Durante o almoço a televisão estava a passar o discurso do Presidente da República na cerimónia de apresentação de cumprimentos de ano novo por parte da delegação da Assembleia da República (presidente e vice, líderes parlamentares...).
Seguiram-se os cumprimentos físicos propriamente ditos. A saber, apertos de mão, beijinhos e abraços, até aqui nada de novo, portanto. Mas os abraços, meus amigos, os abraços! Caramba! Aquilo não eram abraços, eram muito mais do que umas pancadinhas nas costas, eram mesmo xi-corações, e dos bons! Bem apertados e esfregados. Houve ali momentos em o Presidente esteve a um passinho mínimo de apertar as bochechas a um ou dois deputados e dizer "coija mai boa do xeu pejidente". Isso ou levantar-lhes a camisa para lhes soprar na barriga. Só não o fez, aposto, porque houve meia dúzia de deles que não conseguiram disfarçar o claro desconforto.

Esta noite

Tinha meia hora para passar a ferro três toalhões de banho e duas camisas de Mr. Mirone que um cliente seu me deixou no escritório, ao qual não podia dizer que não porque era o seu maior cliente. Depois de ter descoberto um ferro no armário dos consumíveis tive de encontrar uma mesa livre para poder passar a roupa. A solução foi levantar parte da toalha que cobria a minha secretária, que estava transformada numa mesa para um aniversário infantil de não cheguei a perceber quem, porque entretanto descobri que estava atrasadíssima para o fim de semana com os colegas do nono ano numa quinta no Cartaxo, onde tinham recriado os balneários do colégio, impressionante, é que estão mesmo iguaizinhos, pensei. No pátio, junto a um muro de cimento muito feio, ajeitei-me no saco-cama ao lado das minhas amigas e comentámos satisfeitas como continuávamos iguais. E continuávamos!, as roupas e cabelos eram absolutamente iguais aos que usávamos há 25 anos. Os rapazes eram todos giríssimos e "actuais".

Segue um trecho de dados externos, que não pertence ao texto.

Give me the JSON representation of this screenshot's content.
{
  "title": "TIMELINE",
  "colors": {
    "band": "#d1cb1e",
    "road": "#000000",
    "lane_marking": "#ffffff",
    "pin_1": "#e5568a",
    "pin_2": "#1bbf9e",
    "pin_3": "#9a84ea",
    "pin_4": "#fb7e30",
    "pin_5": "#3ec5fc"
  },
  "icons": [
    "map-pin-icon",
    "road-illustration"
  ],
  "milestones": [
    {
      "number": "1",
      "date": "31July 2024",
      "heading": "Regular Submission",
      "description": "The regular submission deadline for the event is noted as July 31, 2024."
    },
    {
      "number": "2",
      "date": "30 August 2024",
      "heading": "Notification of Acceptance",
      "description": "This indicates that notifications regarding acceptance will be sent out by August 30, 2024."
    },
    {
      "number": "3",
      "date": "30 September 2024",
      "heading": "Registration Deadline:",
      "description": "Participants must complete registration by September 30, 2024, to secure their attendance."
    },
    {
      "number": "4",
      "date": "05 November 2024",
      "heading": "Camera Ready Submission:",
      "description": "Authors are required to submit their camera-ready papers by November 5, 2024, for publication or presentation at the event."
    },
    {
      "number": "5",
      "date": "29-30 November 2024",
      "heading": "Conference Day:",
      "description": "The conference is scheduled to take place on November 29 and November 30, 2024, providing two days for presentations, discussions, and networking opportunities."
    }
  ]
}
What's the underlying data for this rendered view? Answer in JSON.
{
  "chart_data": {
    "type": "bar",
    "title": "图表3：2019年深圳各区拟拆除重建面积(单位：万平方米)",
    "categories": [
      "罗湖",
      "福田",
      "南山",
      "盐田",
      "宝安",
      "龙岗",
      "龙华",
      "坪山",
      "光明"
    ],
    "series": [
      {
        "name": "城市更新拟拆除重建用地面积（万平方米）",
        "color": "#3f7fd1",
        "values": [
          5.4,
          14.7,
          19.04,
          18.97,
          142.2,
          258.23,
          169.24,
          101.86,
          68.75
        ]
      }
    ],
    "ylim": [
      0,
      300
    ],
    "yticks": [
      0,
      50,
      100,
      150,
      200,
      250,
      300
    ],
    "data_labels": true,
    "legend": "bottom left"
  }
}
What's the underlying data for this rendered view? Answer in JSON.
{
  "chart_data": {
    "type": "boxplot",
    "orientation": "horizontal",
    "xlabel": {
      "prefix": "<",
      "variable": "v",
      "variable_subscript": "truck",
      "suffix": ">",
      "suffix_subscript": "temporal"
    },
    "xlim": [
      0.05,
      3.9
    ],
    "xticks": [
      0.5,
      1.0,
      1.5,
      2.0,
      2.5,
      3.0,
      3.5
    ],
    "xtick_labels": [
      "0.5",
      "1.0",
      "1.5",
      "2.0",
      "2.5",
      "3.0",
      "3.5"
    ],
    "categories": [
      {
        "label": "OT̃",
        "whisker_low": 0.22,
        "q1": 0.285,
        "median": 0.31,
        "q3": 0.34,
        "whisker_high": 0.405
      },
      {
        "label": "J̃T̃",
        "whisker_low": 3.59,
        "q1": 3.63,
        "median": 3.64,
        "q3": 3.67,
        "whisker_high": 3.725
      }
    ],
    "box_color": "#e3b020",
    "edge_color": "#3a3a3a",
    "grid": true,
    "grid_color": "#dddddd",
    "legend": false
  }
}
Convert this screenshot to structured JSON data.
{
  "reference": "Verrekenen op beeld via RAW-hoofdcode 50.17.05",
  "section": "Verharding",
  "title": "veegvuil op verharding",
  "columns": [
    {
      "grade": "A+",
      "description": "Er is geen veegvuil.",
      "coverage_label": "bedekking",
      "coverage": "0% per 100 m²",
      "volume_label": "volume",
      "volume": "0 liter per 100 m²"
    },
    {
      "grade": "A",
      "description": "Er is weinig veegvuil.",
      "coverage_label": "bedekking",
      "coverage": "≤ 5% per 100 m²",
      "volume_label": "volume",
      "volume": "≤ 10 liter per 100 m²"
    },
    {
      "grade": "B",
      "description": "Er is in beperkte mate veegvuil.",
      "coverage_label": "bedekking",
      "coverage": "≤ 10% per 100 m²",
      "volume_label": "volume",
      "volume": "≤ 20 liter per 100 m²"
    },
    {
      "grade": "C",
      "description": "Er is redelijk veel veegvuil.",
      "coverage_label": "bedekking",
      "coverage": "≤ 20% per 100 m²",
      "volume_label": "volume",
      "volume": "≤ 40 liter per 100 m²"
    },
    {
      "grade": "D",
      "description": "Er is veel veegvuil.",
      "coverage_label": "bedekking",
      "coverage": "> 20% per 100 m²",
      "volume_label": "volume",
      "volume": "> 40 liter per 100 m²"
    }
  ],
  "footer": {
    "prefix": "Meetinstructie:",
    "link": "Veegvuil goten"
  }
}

Estou cansada. E preocupada com o senhor que deixei pendurado na festa de aniversário montada no meu escritório.

quarta-feira, 4 de janeiro de 2017

E o macaco da Lúcia Linda que não viesse à liça

- Fica em que nome?
- Mirone Mirone.
- Ah... é da Fernanda Filomena.
- Eeeerrrr.... depende, a minha sogra chama-se Fernanda Filomena, não sei se é a mesma... (Mau, querem lá ver que esta vez é a minha sogra que tem aqui um macacão para levantar).
- Ahahahaha! Pois, já sei quem é. É a senhora que  da outra vez confundi com a filha de outra cliente que tinha um macaco, e depois com o marido da senhora é que se esclareceu tudo.